The purpose of this action is to recover the balance due for boiled cider, sold and delivered. The issues were made up by the complaint, the answer and cross-complaint, and reply. The cause was tried to the court without a jury, and resulted in findings of fact, conclusions of law and judgment sustaining the plaintiff’s right to recover. From this judgment, the defendant appeals.

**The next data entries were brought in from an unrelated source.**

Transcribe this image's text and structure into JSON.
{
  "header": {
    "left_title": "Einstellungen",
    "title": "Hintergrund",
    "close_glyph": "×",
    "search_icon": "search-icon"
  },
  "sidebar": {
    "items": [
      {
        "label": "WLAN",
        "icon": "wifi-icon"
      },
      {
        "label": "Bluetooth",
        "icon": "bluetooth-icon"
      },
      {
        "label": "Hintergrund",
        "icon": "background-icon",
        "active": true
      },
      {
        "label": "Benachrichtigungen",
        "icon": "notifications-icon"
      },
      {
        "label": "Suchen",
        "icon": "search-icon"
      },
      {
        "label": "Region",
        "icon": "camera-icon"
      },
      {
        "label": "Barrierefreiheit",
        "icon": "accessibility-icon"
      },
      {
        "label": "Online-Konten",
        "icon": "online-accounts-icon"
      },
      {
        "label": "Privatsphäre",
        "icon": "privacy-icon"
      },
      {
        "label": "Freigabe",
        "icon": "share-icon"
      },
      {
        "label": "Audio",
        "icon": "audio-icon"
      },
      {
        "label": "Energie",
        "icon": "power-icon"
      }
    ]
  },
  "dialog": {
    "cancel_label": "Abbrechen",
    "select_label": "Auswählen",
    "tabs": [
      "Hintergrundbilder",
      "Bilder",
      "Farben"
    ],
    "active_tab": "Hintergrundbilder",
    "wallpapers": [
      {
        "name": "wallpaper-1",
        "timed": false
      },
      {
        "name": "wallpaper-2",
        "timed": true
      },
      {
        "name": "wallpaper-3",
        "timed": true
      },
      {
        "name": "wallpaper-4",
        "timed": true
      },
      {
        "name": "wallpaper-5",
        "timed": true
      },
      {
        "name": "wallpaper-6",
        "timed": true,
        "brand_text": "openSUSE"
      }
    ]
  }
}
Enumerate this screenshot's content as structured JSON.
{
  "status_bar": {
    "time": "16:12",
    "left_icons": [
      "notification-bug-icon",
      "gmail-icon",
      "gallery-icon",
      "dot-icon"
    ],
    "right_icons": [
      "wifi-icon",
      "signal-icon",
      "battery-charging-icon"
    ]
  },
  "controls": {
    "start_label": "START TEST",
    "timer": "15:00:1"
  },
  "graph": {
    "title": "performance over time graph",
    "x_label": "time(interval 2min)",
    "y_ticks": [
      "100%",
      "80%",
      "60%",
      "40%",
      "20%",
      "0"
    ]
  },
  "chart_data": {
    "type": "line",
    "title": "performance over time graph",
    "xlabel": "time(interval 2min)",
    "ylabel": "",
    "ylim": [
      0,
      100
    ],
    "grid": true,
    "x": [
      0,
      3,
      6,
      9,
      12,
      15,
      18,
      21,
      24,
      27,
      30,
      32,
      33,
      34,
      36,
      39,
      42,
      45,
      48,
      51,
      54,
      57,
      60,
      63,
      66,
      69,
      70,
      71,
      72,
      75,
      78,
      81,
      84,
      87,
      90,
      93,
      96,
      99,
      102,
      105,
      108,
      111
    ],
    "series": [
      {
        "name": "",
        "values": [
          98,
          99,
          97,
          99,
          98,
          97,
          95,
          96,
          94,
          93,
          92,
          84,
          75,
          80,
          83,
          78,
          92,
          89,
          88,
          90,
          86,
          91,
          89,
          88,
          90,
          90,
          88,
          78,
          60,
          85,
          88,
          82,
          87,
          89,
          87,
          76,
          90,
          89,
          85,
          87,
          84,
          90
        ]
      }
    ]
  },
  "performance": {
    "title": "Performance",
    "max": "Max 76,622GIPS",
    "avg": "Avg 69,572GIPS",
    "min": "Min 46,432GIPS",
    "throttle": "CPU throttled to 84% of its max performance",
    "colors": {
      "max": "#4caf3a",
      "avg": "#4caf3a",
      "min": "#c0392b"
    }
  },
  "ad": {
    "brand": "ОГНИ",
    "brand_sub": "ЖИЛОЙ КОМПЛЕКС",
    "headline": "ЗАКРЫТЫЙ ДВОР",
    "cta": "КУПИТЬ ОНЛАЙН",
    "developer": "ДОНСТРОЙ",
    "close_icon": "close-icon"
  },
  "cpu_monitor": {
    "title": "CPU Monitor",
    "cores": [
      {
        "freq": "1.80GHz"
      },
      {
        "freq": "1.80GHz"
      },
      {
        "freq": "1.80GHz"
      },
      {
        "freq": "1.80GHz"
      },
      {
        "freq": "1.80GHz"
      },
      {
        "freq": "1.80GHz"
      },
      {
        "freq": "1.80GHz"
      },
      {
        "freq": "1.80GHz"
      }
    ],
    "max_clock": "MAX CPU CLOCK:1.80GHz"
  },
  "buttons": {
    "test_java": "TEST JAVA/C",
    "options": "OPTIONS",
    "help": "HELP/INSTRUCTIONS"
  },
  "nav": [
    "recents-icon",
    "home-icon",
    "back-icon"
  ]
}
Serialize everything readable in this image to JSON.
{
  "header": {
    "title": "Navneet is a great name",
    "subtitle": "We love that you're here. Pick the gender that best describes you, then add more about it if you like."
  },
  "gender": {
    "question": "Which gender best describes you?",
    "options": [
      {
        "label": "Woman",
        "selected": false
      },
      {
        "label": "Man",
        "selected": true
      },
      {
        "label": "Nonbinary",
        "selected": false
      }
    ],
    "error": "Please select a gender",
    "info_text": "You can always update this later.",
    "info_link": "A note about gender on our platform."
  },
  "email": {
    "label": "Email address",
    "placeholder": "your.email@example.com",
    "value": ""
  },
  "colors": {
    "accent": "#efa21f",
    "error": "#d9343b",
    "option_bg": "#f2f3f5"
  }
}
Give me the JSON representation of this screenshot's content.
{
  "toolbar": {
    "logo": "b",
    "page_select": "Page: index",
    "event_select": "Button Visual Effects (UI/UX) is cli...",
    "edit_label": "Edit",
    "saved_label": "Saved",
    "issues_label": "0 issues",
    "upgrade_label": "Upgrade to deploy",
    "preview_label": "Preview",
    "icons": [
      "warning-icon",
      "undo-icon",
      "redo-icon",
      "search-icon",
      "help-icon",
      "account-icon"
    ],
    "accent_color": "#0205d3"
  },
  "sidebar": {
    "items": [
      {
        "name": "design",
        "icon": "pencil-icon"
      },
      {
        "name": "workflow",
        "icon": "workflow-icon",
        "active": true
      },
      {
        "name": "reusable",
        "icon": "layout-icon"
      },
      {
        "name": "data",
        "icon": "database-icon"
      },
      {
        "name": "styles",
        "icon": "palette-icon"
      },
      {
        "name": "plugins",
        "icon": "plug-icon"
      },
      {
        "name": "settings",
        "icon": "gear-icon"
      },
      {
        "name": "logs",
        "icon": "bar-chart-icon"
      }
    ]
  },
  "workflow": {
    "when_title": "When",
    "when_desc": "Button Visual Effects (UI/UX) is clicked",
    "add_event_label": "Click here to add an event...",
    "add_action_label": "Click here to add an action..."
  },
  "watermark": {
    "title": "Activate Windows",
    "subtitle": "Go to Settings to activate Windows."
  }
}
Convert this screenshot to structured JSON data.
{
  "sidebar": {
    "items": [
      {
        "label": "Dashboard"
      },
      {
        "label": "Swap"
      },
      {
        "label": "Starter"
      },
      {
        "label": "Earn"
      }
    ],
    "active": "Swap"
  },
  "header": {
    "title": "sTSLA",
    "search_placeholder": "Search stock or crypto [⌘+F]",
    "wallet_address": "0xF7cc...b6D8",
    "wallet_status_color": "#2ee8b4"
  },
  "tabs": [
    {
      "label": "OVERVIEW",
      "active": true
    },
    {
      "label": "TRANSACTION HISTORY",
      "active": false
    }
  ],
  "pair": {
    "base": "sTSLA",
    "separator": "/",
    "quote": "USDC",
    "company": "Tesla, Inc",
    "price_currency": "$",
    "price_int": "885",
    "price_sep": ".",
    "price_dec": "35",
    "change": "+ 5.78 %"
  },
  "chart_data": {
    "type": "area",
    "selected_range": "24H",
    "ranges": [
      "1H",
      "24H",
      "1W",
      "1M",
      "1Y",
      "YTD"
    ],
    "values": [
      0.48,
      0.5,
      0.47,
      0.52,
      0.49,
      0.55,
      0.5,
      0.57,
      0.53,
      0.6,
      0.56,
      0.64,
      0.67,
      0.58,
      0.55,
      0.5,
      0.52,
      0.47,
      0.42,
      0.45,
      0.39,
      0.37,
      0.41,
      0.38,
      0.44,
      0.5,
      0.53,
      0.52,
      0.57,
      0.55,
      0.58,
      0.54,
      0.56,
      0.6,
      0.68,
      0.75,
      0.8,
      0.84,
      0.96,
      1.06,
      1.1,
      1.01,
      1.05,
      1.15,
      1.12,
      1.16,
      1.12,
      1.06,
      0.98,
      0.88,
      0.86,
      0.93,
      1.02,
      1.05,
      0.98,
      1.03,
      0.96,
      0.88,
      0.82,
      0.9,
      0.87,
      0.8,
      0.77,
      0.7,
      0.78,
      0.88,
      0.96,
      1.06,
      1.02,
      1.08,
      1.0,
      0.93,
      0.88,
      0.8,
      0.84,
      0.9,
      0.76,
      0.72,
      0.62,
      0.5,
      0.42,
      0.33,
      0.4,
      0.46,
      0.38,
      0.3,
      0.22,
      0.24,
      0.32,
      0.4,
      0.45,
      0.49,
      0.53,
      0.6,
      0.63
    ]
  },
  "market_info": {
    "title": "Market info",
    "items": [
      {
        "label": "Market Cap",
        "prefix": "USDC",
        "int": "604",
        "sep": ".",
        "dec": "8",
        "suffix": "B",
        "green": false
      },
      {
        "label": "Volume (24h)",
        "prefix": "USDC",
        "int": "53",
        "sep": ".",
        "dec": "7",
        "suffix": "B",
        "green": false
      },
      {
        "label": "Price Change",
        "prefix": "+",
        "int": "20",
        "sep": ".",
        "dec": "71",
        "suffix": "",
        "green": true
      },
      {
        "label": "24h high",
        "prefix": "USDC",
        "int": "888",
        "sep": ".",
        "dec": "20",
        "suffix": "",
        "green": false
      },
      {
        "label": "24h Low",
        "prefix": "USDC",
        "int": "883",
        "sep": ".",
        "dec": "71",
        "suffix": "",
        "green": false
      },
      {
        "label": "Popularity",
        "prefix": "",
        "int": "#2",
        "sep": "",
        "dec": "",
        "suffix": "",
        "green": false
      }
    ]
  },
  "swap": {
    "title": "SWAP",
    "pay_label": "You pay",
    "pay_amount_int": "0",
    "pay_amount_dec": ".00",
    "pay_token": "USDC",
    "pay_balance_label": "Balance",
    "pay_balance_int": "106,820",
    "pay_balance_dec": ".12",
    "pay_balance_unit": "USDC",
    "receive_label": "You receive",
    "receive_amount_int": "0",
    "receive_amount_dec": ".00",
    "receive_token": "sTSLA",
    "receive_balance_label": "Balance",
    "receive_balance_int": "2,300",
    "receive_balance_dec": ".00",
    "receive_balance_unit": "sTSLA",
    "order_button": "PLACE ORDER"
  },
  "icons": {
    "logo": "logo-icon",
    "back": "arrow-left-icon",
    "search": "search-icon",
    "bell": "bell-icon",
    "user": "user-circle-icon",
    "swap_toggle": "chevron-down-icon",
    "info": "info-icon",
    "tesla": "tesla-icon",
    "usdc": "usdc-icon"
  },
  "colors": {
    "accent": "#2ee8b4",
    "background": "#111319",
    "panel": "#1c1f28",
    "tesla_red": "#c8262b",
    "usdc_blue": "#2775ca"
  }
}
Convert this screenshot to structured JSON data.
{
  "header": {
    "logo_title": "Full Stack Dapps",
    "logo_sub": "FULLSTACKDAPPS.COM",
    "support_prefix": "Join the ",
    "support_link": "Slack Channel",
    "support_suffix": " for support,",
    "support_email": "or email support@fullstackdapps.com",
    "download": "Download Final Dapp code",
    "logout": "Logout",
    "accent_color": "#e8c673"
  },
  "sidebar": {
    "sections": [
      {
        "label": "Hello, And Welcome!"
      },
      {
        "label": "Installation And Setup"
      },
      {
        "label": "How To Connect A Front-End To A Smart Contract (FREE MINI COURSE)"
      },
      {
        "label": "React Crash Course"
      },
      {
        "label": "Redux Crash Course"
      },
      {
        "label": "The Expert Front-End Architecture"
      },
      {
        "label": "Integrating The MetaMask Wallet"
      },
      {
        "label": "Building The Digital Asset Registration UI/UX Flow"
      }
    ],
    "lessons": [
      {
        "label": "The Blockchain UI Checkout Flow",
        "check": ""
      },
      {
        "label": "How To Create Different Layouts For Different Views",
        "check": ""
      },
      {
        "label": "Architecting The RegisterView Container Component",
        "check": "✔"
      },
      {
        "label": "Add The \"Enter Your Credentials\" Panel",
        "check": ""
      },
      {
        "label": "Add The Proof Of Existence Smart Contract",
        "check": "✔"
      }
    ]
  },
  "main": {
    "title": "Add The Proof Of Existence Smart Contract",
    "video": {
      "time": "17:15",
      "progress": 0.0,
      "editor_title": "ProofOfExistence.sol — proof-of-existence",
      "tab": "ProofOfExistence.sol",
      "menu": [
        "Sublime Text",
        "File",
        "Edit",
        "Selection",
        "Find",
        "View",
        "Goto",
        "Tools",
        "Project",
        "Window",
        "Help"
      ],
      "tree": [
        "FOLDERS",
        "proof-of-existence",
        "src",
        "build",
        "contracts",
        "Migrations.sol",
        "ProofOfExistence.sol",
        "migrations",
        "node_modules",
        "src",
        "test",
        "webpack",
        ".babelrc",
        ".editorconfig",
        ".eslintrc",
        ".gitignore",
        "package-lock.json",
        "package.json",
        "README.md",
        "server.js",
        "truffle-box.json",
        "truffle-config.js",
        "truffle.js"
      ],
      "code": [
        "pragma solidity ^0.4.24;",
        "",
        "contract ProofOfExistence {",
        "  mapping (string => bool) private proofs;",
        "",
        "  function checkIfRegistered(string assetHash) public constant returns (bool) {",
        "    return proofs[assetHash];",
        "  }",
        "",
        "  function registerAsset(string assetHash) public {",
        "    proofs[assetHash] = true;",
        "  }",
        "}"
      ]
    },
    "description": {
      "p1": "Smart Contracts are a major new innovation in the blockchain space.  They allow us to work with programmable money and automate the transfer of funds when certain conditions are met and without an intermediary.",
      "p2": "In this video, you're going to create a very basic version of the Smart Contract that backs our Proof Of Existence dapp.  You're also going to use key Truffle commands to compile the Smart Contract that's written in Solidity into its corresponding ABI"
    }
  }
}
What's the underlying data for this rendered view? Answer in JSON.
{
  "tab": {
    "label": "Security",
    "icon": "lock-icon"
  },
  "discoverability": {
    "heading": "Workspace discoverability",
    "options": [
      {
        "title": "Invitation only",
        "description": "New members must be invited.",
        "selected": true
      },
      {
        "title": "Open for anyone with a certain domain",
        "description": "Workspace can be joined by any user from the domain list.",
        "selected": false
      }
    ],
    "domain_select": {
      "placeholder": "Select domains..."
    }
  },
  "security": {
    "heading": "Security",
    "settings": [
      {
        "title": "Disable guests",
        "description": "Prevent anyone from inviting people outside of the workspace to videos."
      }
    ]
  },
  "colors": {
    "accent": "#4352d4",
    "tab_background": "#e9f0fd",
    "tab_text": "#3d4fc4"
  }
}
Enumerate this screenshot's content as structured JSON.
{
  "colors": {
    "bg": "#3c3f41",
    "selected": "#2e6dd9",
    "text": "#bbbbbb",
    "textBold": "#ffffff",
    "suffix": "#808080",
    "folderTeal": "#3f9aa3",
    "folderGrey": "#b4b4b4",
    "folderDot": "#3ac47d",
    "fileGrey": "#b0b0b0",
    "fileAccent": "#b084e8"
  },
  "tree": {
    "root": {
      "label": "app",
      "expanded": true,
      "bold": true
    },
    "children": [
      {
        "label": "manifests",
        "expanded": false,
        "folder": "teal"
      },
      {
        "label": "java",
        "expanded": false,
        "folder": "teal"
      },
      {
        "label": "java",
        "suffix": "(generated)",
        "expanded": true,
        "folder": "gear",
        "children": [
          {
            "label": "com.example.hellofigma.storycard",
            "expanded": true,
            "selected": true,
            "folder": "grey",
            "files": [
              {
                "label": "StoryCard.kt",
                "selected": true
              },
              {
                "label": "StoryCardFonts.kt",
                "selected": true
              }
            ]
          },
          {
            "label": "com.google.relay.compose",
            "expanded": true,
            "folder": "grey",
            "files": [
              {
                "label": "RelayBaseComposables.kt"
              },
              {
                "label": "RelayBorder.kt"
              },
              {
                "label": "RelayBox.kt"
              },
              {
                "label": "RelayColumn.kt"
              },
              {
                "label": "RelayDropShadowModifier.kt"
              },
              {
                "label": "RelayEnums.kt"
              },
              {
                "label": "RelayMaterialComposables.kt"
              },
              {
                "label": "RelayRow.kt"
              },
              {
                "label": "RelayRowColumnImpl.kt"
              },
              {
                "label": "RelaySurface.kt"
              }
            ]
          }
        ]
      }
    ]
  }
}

The respondent is a corporation, organized under the laws of this state, with its principal place of business at Kennewick. The appellant is located at Aberdeen, and is engaged in selling soft drinks to the wholesale and retail trade. On July 13, 1918, the respondent and appellant entered into a written agreement whereby the respondent agreed to furnish the appellant two hundred barrels of boiled cider at seventy cents per gallon f. o. b. Kennewick. The respondent *111agreed to furnish the cider on or before November 30, 1918, and the appellant agreed to accept shipments of the same before that date. The agreement further provided that the appellant should pay the full purchase price of the cider on or before December 1,1918, whether shipment had been made or not. Under the contract, the appellant was to furnish the barrels and the cider was to be shipped on his orders. Shipments were made from time to time, and on November 30th all the cider had been shipped, except thirty-eight barrels. At that time there was owing to the respondent a considerable sum which was past due, upon the cider which had been shipped upon the appellant’s orders. In his cross-complaint, the appellant pleaded that the terms of the contract with reference to the shipment of cider and the paying therefor before December first had been modified by subsequent agreement between the parties. The price of the cider having advanced, he claimed damages for failure in not having supplied the last thirty-eight barrels, in a sum exceeding the balance due for that which he had received. The evidence upon the issue as to whether the contract had been modified was largely in the form of correspondence between the parties. The oral testimony upon the subject was directly conflicting. The trial court made the following finding:

“That the defendant never gave to the plaintiff an unconditional shipping order for the said 38 barrels. That the defendant failed to furnish empty barrels in which the said cider was to be shipped according to the terms of the agreement between the said plaintiff and defendant, and failed and refused to make payment of the purchase price of the said cider as agreed. That the plaintiff observed every item and condition of the said contract as far as it was permitted to do so by the said defendant. That the said defendant breached said contract in failing to furnish barrels according *112to their agreement, and in failing and refusing to pay the purchase price-of the cider on or before the date agreed. That the time for making payment of said purchase price was never extended by the plaintiff, and that the defendant now owes the plaintiff on the purchase price of said goods the sum of $1,396.48, with interest from the agreed date of payment, to wit: the 1st day of December, 1918.”

This finding, in our opinion, is sustained by the evidence. The correspondence, which was largely prompted by the insistence on the part of the respondent that the appellant pay the balance due for the cider which had been'shipped, does not evidence an agreement to waive or modify the terms of the original contract.

The judgment will be affirmed.

Holcomb, 0. J., Mackintosh, Paekee, and Mitchell, JJ., concur.